Google Gemini (used as a baseline retrieval-only system) was given access to the same Gmail account. Nikki additionally drew on contacts, WhatsApp, and LinkedIn data — reflecting real-world multi-source deployment. Same 10 questions, same order, same evaluation criteria. Expanded benchmark comparing against ChatGPT, Claude+MCP, and purpose-built competitors in progress.

Note on commercial availability: Gemini's default data-training and sub-processor structure make it difficult to deploy under the GDPR terms EU enterprise customers require. This comparison is functional, not commercial.

93.6%

Nikki

Exceptional

significant gap
40.6%

Baseline

Retrieval-only (Gemini, Gmail only)

0% 50% 100%

Dimension by Dimension

The gap is consistent across every dimension

Specificity −51%
Nikki
100%
Baseline
49%
Judgment −63%
Nikki
98%
Baseline
35%
Depth −59%
Nikki
92%
Baseline
33%
Honesty −40%
Nikki
92%
Baseline
52%
Actionability −52%
Nikki
86%
Baseline
34%

Key Findings

Why the retrieval-only baseline scored 40.6%

2

The baseline system refused 2 of 10 questions outright

Q1 (Top 5 people) and Q5 (Behavioral patterns) both received explicit refusals: "I am unable to perform a deep, statistical analysis of your entire email history." The baseline's architecture is designed for search and generation — not statistical analysis across a communication history. Scores: 2.2 and 2.2.

2

Generic filler on 2 more questions

Q6 (Network analysis) pivoted to a textbook Organizational Network Analysis framework — definitions of nodes, edges, and bottlenecks. Q10 (Network expansion) named 2 obvious contacts then filled the rest with generic career advice: "Use LinkedIn," "Volunteer for Non-Profits," "Join Professional Organizations." Neither answer was grounded in the user's actual data.

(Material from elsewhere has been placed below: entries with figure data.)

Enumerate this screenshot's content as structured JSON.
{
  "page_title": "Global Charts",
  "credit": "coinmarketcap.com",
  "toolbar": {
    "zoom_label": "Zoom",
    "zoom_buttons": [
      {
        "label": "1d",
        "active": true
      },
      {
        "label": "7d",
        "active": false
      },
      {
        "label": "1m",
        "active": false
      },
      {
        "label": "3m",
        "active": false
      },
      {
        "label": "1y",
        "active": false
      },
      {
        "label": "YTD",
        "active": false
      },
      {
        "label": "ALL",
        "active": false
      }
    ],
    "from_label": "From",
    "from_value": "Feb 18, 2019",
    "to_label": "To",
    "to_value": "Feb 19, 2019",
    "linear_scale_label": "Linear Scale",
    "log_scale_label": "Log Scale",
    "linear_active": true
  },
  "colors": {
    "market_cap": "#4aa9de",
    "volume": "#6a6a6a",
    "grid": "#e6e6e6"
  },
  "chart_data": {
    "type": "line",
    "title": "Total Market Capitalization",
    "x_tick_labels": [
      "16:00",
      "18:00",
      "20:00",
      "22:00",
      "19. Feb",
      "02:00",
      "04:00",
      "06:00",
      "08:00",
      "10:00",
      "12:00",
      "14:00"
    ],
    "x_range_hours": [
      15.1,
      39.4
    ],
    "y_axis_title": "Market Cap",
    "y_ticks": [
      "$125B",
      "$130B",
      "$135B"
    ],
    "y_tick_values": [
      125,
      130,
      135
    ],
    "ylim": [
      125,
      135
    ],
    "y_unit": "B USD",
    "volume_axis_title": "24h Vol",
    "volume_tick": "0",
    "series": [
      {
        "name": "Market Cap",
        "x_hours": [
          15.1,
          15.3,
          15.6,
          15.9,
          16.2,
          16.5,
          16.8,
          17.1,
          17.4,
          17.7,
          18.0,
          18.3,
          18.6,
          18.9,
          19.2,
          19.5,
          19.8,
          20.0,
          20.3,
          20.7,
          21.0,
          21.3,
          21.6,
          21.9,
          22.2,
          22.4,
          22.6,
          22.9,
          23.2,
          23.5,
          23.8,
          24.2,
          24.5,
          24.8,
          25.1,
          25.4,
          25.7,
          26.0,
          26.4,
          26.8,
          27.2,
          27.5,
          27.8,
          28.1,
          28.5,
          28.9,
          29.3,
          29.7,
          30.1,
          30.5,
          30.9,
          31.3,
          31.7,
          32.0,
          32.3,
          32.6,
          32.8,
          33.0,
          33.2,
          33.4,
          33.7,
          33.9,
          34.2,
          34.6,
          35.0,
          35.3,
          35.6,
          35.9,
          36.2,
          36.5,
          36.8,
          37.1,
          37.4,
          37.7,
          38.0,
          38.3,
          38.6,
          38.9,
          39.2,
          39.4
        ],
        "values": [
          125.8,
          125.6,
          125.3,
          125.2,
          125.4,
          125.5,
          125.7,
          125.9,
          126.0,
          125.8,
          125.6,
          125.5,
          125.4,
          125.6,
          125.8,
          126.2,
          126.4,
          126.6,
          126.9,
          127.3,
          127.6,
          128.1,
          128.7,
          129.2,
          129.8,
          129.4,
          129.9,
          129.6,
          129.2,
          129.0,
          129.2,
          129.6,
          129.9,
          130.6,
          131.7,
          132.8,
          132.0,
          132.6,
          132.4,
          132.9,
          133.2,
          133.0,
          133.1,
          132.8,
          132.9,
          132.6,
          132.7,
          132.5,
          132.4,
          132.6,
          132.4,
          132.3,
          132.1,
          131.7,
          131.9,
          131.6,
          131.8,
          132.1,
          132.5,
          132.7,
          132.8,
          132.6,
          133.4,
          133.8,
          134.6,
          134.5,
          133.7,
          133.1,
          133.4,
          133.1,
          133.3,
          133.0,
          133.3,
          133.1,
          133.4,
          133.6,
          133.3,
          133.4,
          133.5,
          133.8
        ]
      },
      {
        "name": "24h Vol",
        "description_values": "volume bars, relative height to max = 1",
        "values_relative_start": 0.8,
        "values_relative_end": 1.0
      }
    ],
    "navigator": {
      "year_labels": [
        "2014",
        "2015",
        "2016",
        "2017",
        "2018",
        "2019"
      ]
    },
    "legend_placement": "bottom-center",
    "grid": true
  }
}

No knowledge graph means no relationship reasoning

The baseline system treats each message as an isolated document. It cannot traverse relationships between people, companies, and topics. When asked "who matters most," it has no concept of network centrality — only message-count proximity. When asked about behavioral patterns, it cannot count or rank. The result: any question requiring aggregation across hundreds of messages either fails or produces surface-level answers.

!

The gap is architecture and data access, not LLM quality

The baseline system uses a comparable large language model. On questions it can answer — search-and-summarize tasks like Q3, Q4, Q7 — it scores 5.0–5.6. The gap isn't intelligence. It's the absence of a knowledge graph, entity resolution, relationship scoring, behavioral analytics, and access to multi-source data. These are the capabilities that separate a "search assistant" from an "AI Chief of Staff."

Full Scorecard

Question by question

# Question Tier Nikki Baseline (Gemini) Gap
Q1 Relationship Intelligence Medium 9.6 2.2 +7.4
Q2 Pattern Recognition Medium 9.6 4.8 +4.8
Q3 Company Mapping Medium 8.8 5.0 +3.8
Q4 Accountability ★ Perfect Hard 10.0 5.6 +4.4
Q5 Behavioral Patterns Hard 9.6 2.2 +7.4
Q6 Network Analysis Hard 8.8 3.8 ~ +5.0
Q7 Decision Support Hard 9.2 5.0 +4.2
Q8 Contradiction Detection Brutal 9.6 5.0 +4.6
Q9 Chief of Staff Brutal 9.6 4.4 +5.2
Q10 Network Expansion Brutal 8.8 2.6 ~ +6.2
Overall Average 9.36 4.06 +5.3

✗ = refused to answer  |  ~ = generic filler, not grounded in data

"A retrieval-only assistant searches your inbox. Nikki builds a relationship intelligence layer above it. The gap is not LLM quality — it's architecture."